O Rapto das Cebolinhas –  Peça Teatral 
–  Maria Clara Machado
Um ato
em três cenas sem intervalo
O Rapto das Cebolinhas -  Peça Teatral  -  Maria Clara Machado
  Imagem meramente ilustrativa
Personagens: Vovó Felícia –       
, Maneco-       , Lúcia-     , Gaspar, o cão-      , Florípedes, a gata-      , Simeão, o burro- ,Camaleão Alface-           , Médico –
Cenário
Único –
O cenário representa a horta da VOVÓ FELÍCIA.  São vistos três pezinhos de planta.  Girassóis. À frente da horta, uma cerca bem
baixinha. Um espantalho. Uma árvore. Um banco na frente da árvore. Uma casa de
cachorro no proscênio à direita.
Primeira
Cena  
Vovó
Felícia – (entra olhando o céu)
Ah que bela noite! Que sono!
(bate o relógio) Nossa já são 3 horas! É hora de dormir! Todos já se
recolheram, agora sou eu (boceja). Boa noite queridas cebolinhas! (fala para o
publico) Estas cebolinhas são preciosas! Quem as possuir é feliz para toda
vida. Elas podem trazer para cada um maravilhosos sentimentos como a CORAGEM
(amarelo), a ALEGRIA (azul), o RESPEITO(verde) e o AMOR (vermelho). (A medida
que fala mostra cada uma das cebolinhas de cor diferente que podem também ter o
nome dos sentimentos escrito). Ah!!! (boceja) Fiquem ai direitinho minhas
cebolinhas!!! Até amanhã (sai)
(É madrugada. Vê-se passar pela cena uma
figura envolta numa capa preta, com um grande chapéu. (Os passos devem ser
acompanhados do barulho de lixa raspando, reco-reco e pente de arame num
tambor.) Olha para todos os lados, penetra pela porteira da cerca, olha de novo
para todos os lados, procura no chão, descobre o que queria, faz o gesto de
arrancar, cobre o que arrancou com a capa e, pulando a cerca, desaparece de
cena, sempre escondendo o rosto. Pausa. Começa a clarear, ouvem-se o galo
cantar e passarinhos. A VOVÓ FELÍCIA entra cantando alegremente, carregando
regador.  Entra na horta, pára e grita.
VOVÓ FELÍCIA:
Roubaram! Socorro! Socorro! Roubaram o pé de cebolinha da VOVÓ FELÍCIA Felício.

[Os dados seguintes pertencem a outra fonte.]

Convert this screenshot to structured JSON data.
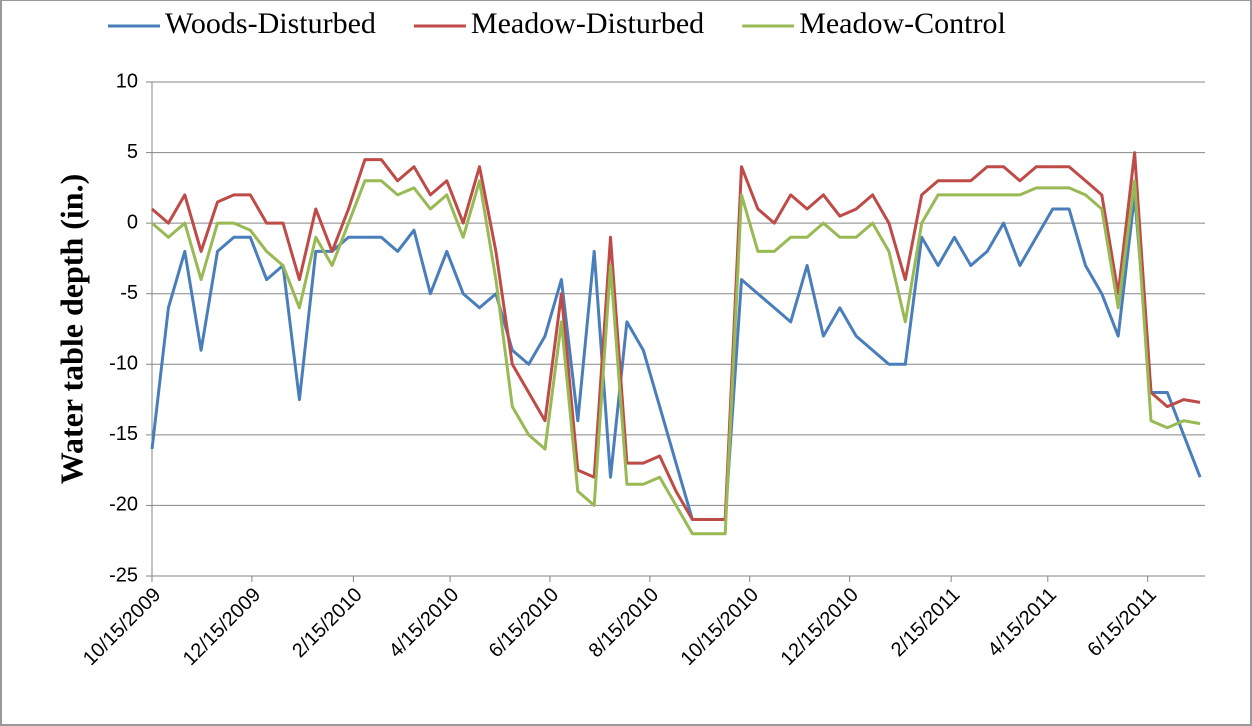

Roubaram! (“Pausa”.) Quem terá sido? Quem teve coragem de roubar o pé da mais
preciosa cebolinha que existe no Brasil? Onde está o Gaspar? (“À parte”.)
Gaspar é o vigia da horta. (“Chamando”.) Gaspar! Gaspar!…
“Ouve-se
um latido, e em seguida aparece Gaspar, um enorme cachorrão”.
VOVÓ
FELÍCIA
: Gaspar, quem roubou o meu pé de cebolinha?
GASPAR: (“que não fala, mas late com expressão
humana, dando as inflexões necessárias”)
Uau… uau… (“Corre até os últimos pés de cebolinha e cheira-os ruidosamente”.)
VOVÓ
FELÍCIA
: Foi você quem comeu a minha cebolinha? “Gaspar late que não”.
VOVÓ
FELÍCIA
: Palavra de cachorro? “Gaspar
late que sim”.
VOVÓ
FELÍCIA:
(“à
parte”)
Estou na dúvida se cachorro tem ou não tem palavra. (“Para Gaspar”.) Então quem foi?
GASPAR: (“meio apavorado”) Uau… uau… (“Indica a direita com o focinho”.)
VOVÓ
FELÍCIA
: Foi Florípedes?
GASPAR:
Uau… uau… (“Diz que não”.)
VOVÓ
FELÍCIA
: Foi Simeão?
GASPAR: Au…
au… (“Diz que não”.)
VOVÓ
FELÍCIA
: Gaspar, vá correndo chamar Florípedes e Simeão. Quero todo
mundo aqui.
“Sai
Gaspar”.
VOVÓ
FELÍCIA
: Ah! Preciso descobrir o ladrão. Quem teria a coragem de
fazer uma coisa destas? (“Chamando”.) Lúcia, Maneco! Onde estão os meus netos?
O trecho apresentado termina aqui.